In the last three years examples of wildfires in North America that have caused massive evacuations, fatalities, and structures destroyed include:
- 2016: Fort McMurray, Canada; 88,000 evacuated, 2 fatalities, 3,600 structures.
- 2017: North Bay, California; 90,000 evacuated, 44 fatalities, 8,900 structures.
- 2018: Paradise, California; 27,000+ evacuated, 85 fatalities, 19,000 structures
City officials in Paradise had an evacuation plan in place and had even conducted a drill, but the plan assumed a specific fire situation that would allow time for sections of the city to evacuate, one area at at time. The Camp Fire, driven by strong winds, hit the community so quickly that the entire city had to evacuate immediately, causing the limited and low volume evacuation routes to become clogged. A situation like that with very little advance notice would overwhelm many cities, especially if the availability and capacity of routes can’t come close to handling the traffic.
Managers can use computer models to predict the spread of fires, and there are also models that can estimate how much time it would take to evacuate people in vehicles or on foot. But these models have not been integrated to determine how changes in fire behavior would affect evacuation capability and plans.
A linked fire behavior and evacuation model could have variable inputs for weather, fuels, and topography as well as an assortment of evacuation alternatives that could inform planners about existing and proposed designs.
An integrated modeling system or simulator for dynamic fire vulnerability mapping does not exist, but researchers have laid out specifications and a framework for building one. Their recommendations are detailed in a paper published in Safety Science titled, “An open physics framework for modelling wildland-urban interface fire evacuations.”

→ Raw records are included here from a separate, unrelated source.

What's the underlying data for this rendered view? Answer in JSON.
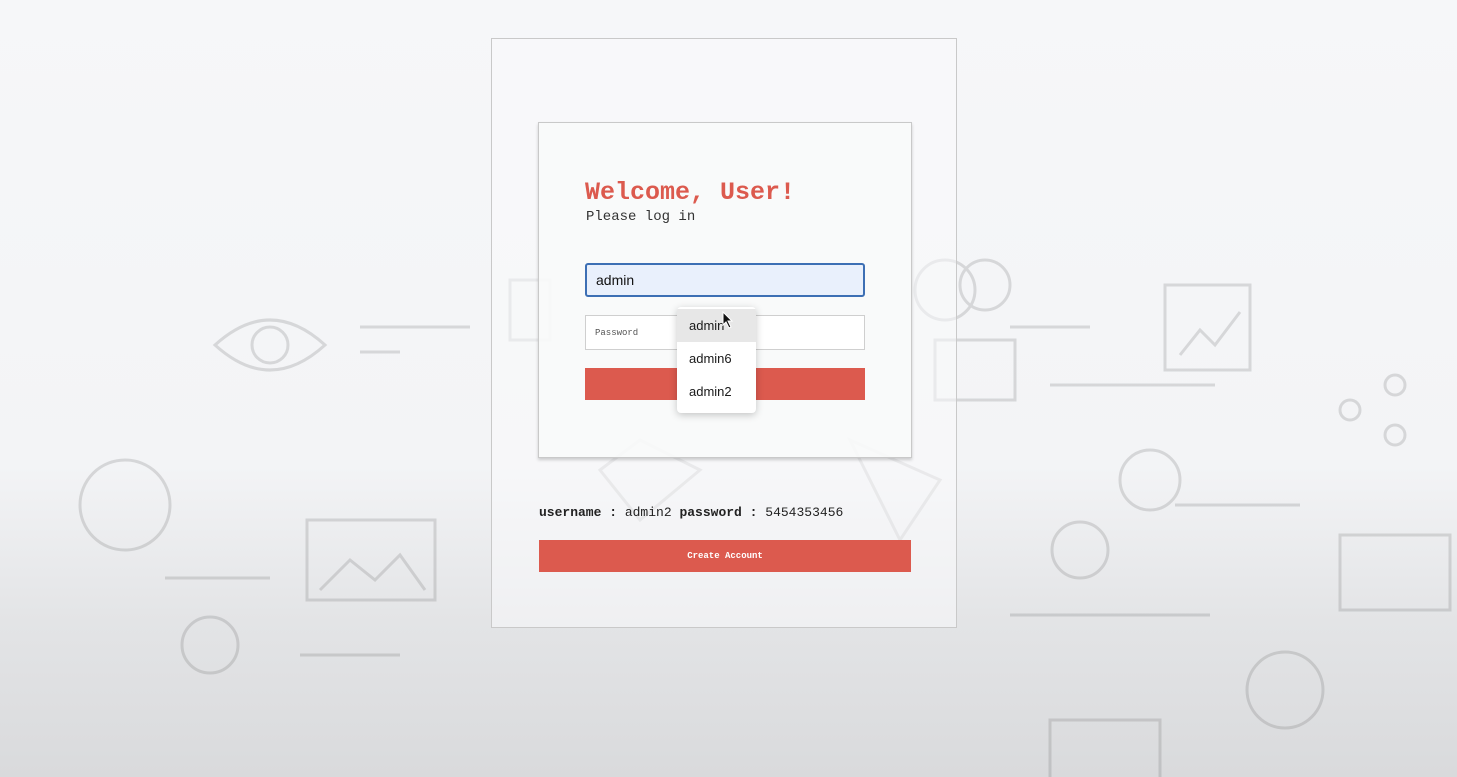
{
  "login": {
    "heading": "Welcome, User!",
    "subheading": "Please log in",
    "username_value": "admin",
    "password_placeholder": "Password",
    "login_button_label": ""
  },
  "autocomplete": {
    "items": [
      "admin",
      "admin6",
      "admin2"
    ],
    "highlighted_index": 0
  },
  "credentials": {
    "username_key": "username :",
    "username_value": "admin2",
    "password_key": "password :",
    "password_value": "5454353456"
  },
  "footer": {
    "create_account_label": "Create Account"
  },
  "colors": {
    "accent": "#dc5a4e",
    "focus_border": "#3d6fb4",
    "autofill_bg": "#e9f0fc"
  }
}
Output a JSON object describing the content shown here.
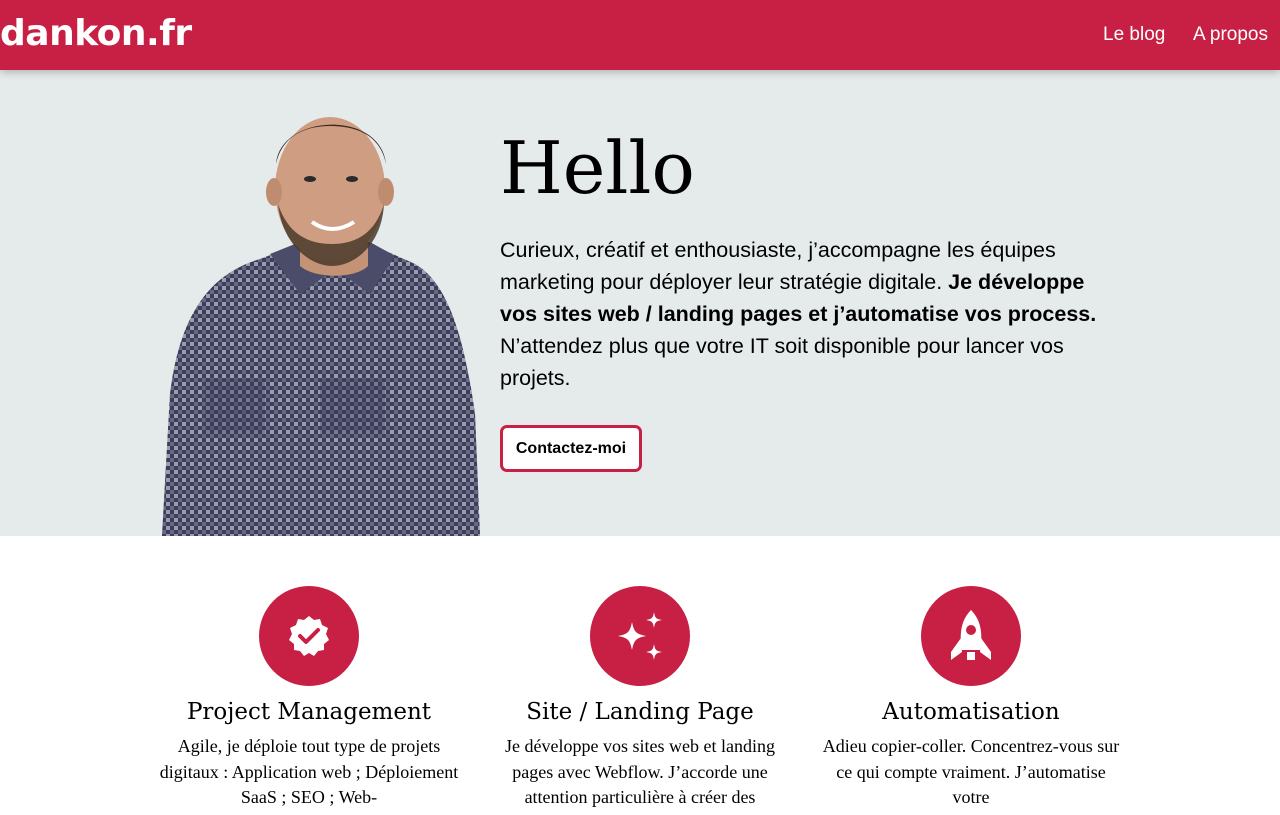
{
  "header": {
    "logo": "dankon.fr",
    "nav": [
      {
        "label": "Le blog"
      },
      {
        "label": "A propos"
      }
    ]
  },
  "hero": {
    "title": "Hello",
    "intro_start": "Curieux, créatif et enthousiaste, j’accompagne les équipes marketing pour déployer leur stratégie digitale. ",
    "intro_bold": "Je développe vos sites web / landing pages et j’automatise vos process.",
    "intro_end": " N’attendez plus que votre IT soit disponible pour lancer vos projets.",
    "cta_label": "Contactez-moi"
  },
  "services": [
    {
      "icon": "verified-badge-icon",
      "title": "Project Management",
      "text": "Agile, je déploie tout type de projets digitaux : Application web ; Déploiement SaaS ; SEO ; Web-"
    },
    {
      "icon": "sparkles-icon",
      "title": "Site / Landing Page",
      "text": "Je développe vos sites web et landing pages avec Webflow. J’accorde une attention particulière à créer des"
    },
    {
      "icon": "rocket-icon",
      "title": "Automatisation",
      "text": "Adieu copier-coller. Concentrez-vous sur ce qui compte vraiment. J’automatise votre"
    }
  ],
  "colors": {
    "brand": "#c82044",
    "hero_bg": "#e5ebeb"
  }
}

Below is the abstract from their paper:
“Fire evacuations at wildland-urban interfaces (WUI) pose a serious challenge to the emergency services, and are a global issue affecting thousands of communities around the world. This paper presents a multi-physics framework for the simulation of evacuation in WUI wildfire incidents, including three main modelling layers: wildfire, pedestrians, and traffic. Currently, these layers have been mostly modelled in isolation and there is no comprehensive model which accounts for their integration. The key features needed for system integration are identified, namely: consistent level of refinement of each layer (i.e. spatial and temporal scales) and their application (e.g. evacuation planning or emergency response), and complete data exchange. Timelines of WUI fire events are analysed using an approach similar to building fire engineering (available vs. required safe egress times for WUI fires, i.e. WASET/WRSET). The proposed framework allows for a paradigm shift from current wildfire risk assessment and mapping tools towards dynamic fire vulnerability mapping. This is the assessment of spatial and temporal vulnerabilities based on the wildfire threat evolution along with variables related to the infrastructure, population and network characteristics. This framework allows for the integration of the three main modelling layers affecting WUI fire evacuation and aims at improving the safety of WUI communities by minimising the consequences of wildfire evacuations.”
Authors of the paper: Enrico Ronchi, Steven M.V. Gwynne, Guillermo Rein, Paolo Intini, and Rahul Wadhwani.